Inflation is the main concern, but, as we know, this is a variable picture with possible surprises at both ends of the spectrum. President Trump doesn’t believe too much in caution and has lambasted the Chair of the Fed, yet again, as he thinks he should have reduced rates by double the amount.
Despite the threat of inflation and the possible negative impact on bonds, Blackrock like the trade on European bonds and is using currency hedging to bank gains.
As we move towards the end of the year, thoughts naturally reflect on what’s unfolded in the last 12 months, and Trump’s Liberation Day tariffs are certainly one of the main highlights/lowlights, depending upon your point of view.
AI keeps delivering, but the question is for how much longer? Will earnings continue to support valuations? Can data centres continue to be built without huge energy/power infrastructures?
This week’s content:
- Interest rates are cut in the US, as expected… but…
- Weaker US economic data
- Inflation is the number one threat for 2026
- BlackRock likes European bonds
- Access to power is the big threat to AI
- In conclusion
Interest rates are cut in the US, as expected…but…
Although the Fed has reduced rates to a 3-year low, the focus has been on the different opinions within the Fed and the dilemma over whether to prioritise a weakening jobs market or high inflation.
Stocks and bonds rose on the announcement.

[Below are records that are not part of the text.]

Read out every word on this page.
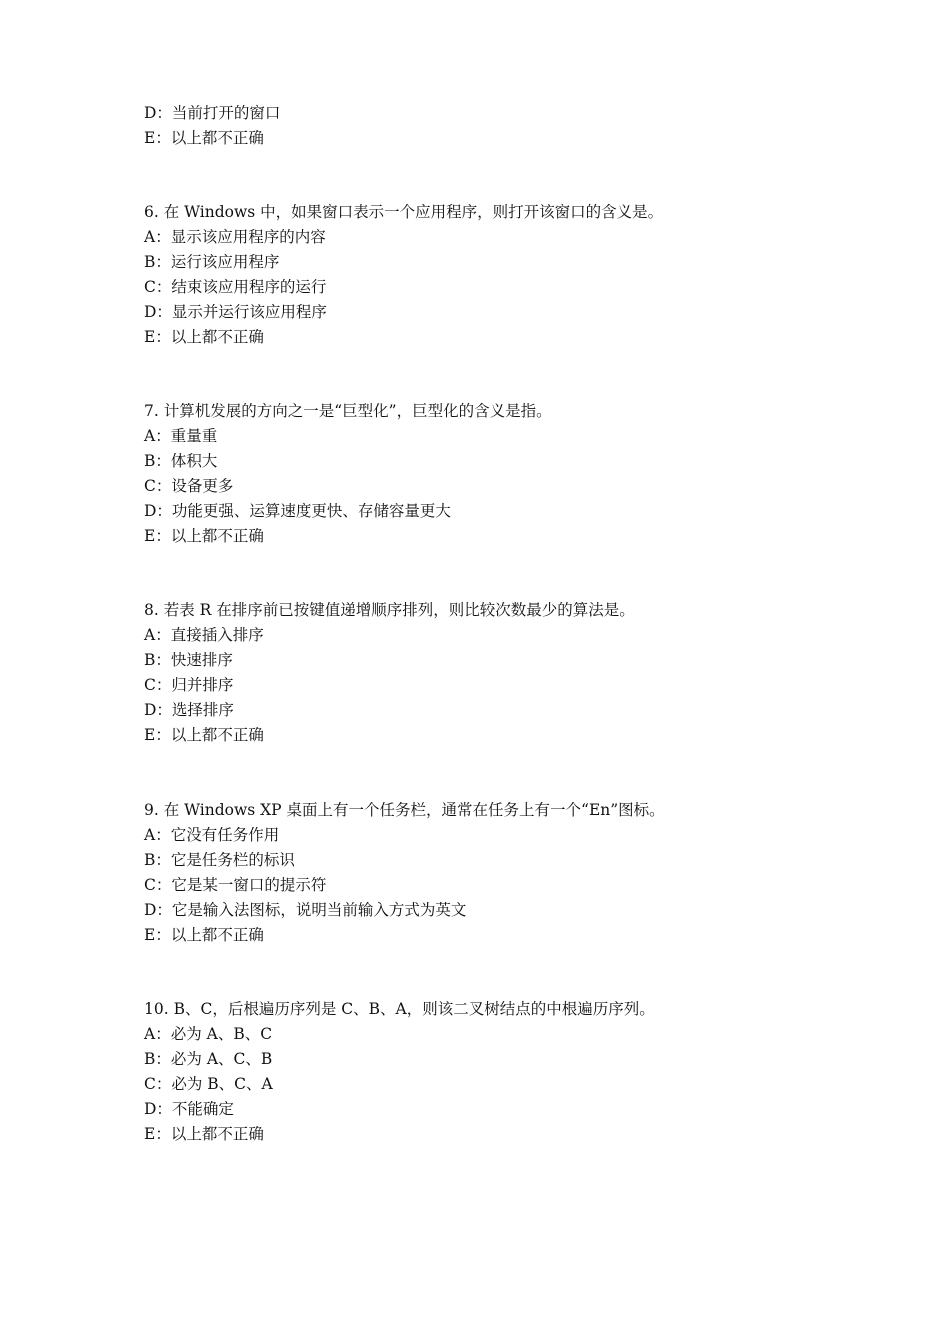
D：当前打开的窗口
E：以上都不正确
6. 在 Windows 中，如果窗口表示一个应用程序，则打开该窗口的含义是。
A：显示该应用程序的内容
B：运行该应用程序
C：结束该应用程序的运行
D：显示并运行该应用程序
E：以上都不正确
7. 计算机发展的方向之一是“巨型化”，巨型化的含义是指。
A：重量重
B：体积大
C：设备更多
D：功能更强、运算速度更快、存储容量更大
E：以上都不正确
8. 若表 R 在排序前已按键值递增顺序排列，则比较次数最少的算法是。
A：直接插入排序
B：快速排序
C：归并排序
D：选择排序
E：以上都不正确
9. 在 Windows XP 桌面上有一个任务栏，通常在任务上有一个“En”图标。
A：它没有任务作用
B：它是任务栏的标识
C：它是某一窗口的提示符
D：它是输入法图标，说明当前输入方式为英文
E：以上都不正确
10. B、C，后根遍历序列是 C、B、A，则该二叉树结点的中根遍历序列。
A：必为 A、B、C
B：必为 A、C、B
C：必为 B、C、A
D：不能确定
E：以上都不正确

The ft reported that three of the dozen voters on the Board objected to the rate cut. This was at odds with Trump’s opinion, as he decried the “deadhead Fed”. “This guy, the head of the Federal Reserve, is a stiff,” Trump said, referring to Powell.
Powell hinted that the bar for further rate cuts in the new year was high, saying after the meeting that interest rates were “now within a broad range of estimates of its neutral value, and we are well positioned to wait to see how the economy evolves”.